Gillian asks Jimmy to visit the dying Commodore, his biological father, which he does only reluctantly. Jimmy notes that Gillian was only thirteen years old when he was born, making him a child of rape. The Commodore tries to mollify Jimmy by telling him that "the wrong man is running this town", implying that Jimmy should supplant Nucky, whom Gillian reveals was the one who brought her to the Commodore decades previously while serving as sheriff. Jimmy decides to stay with his father as he passes away. This decision proves crucial, as Jimmy is present when the attending doctor detects significant amounts of arsenic (Paris Green) while testing a hair sample. The Commodore begins to recover, and Jimmy confronts Gillian with an empty canister of Paris Green pigment that he found in the trash. He reassures her of his support, whatever her intentions, but she remains silent.

Rothstein is called to Chicago to face charges of his involvement in the Black Sox Scandal. The surviving D'Alessio brothers have gone into hiding, but Richard finds one of them staying with family members. The mild-mannered Richard somewhat ruthlessly suggests killing the family as a means of getting the surviving brothers to "stick their heads up," a tactic harkening back to his past as a sniper in World War I; Jimmy is undecided. Meanwhile, Angela prepares to leave town with Tommy and Mary, leaving a note for Jimmy. She goes to the photography studio only to find it empty, unaware that Robert became aware of Mary's plan and absconded with her. Distraught and helpless, Angela rushes home, only to find that Jimmy has already read the note. With their son in the room, neither mentions the note, and Jimmy seems determined to carry on as before.

Nucky continues to deal with the pressures of winning both the upcoming election and the gang war with the D'Alessio brothers. Meanwhile, the boyfriend of Margaret's friend Annabelle loses all his money in the original Ponzi scheme. When he flees with Annabelle's life savings, she offers to resume her old relationship with Nucky. Margaret catches them talking in his office and later argues with him, criticizing Nucky for involving her in his business, then insisting she ignore its unsavory realities. Nucky argues that Margaret's own choices have brought them together, none of which reflect well on her own character. Margaret levels her suspicions about Nucky's part in the death of Hans, which Nucky indirectly confirms by retorting that neither of them has or should have any regret about what happened to him.

Eli is furious that, by confirming Margaret's suspicions, Nucky has endangered them both.

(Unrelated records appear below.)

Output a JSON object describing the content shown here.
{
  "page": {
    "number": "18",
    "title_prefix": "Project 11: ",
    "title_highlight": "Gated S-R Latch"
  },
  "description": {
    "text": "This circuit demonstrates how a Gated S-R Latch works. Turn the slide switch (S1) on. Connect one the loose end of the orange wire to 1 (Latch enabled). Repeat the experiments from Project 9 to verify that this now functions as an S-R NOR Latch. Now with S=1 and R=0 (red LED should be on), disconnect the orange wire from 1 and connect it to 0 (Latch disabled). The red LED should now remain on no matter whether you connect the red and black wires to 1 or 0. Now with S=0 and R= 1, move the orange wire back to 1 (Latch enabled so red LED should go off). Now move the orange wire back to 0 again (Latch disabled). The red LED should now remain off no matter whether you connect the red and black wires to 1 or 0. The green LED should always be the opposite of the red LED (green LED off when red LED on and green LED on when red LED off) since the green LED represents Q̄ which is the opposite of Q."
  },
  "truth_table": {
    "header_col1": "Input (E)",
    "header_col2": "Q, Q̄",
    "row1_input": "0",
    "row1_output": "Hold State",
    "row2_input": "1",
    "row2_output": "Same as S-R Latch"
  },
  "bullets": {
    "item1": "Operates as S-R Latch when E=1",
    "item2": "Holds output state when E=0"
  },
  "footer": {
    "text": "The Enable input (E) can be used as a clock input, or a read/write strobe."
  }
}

He insults Margaret, calling her a liability created by Nucky's selfishness and criticizing his hypocritical aversion to violence. After a heated argument, Nucky drops Eli from the Republican ticket in favor of Halloran, who has been angling to replace Eli as sheriff. He arrives at Margaret's place only to find that she and her children have already left, her whereabouts unknown. The last scene shows Nucky visiting a palm reader on the Boardwalk, while his butler Eddie looks on.

==First appearance==
- Lemuel Cuffy: The African-American Deacon of Atlantic County's church who is also a member of Atlantic City's black community and a religious member of the black church over there.

==Death==
- Eric Sebso: A Jewish FBI Agent who is Van Alden's junior partner in the investigation on mob bosses and a secretly corrupt agent working for Nucky. He is murdered by Van Alden by being forcefully drowned to death as he is getting baptized.

==Reception==
=== Critical reception ===
IGN praised the episode, calling it "outstanding" and went on to say, "With his safety nets gone and his finger tightening around a trigger gunning for Rothstein, Nucky is a man alone, surrounded by a war that can go any way but good. The future is uncertain, tension hangs and fans of the series are in the best position possible going in to what's sure to be a game-changing finale."

The A.V. Club gave the episode an A−.

===Ratings===
"Paris Green" slid two tenths of a point in to a 1.1 adults 18–49 rating, but had a nearly identical average viewership vs. last week. The episode had a total of 3.004 million viewers.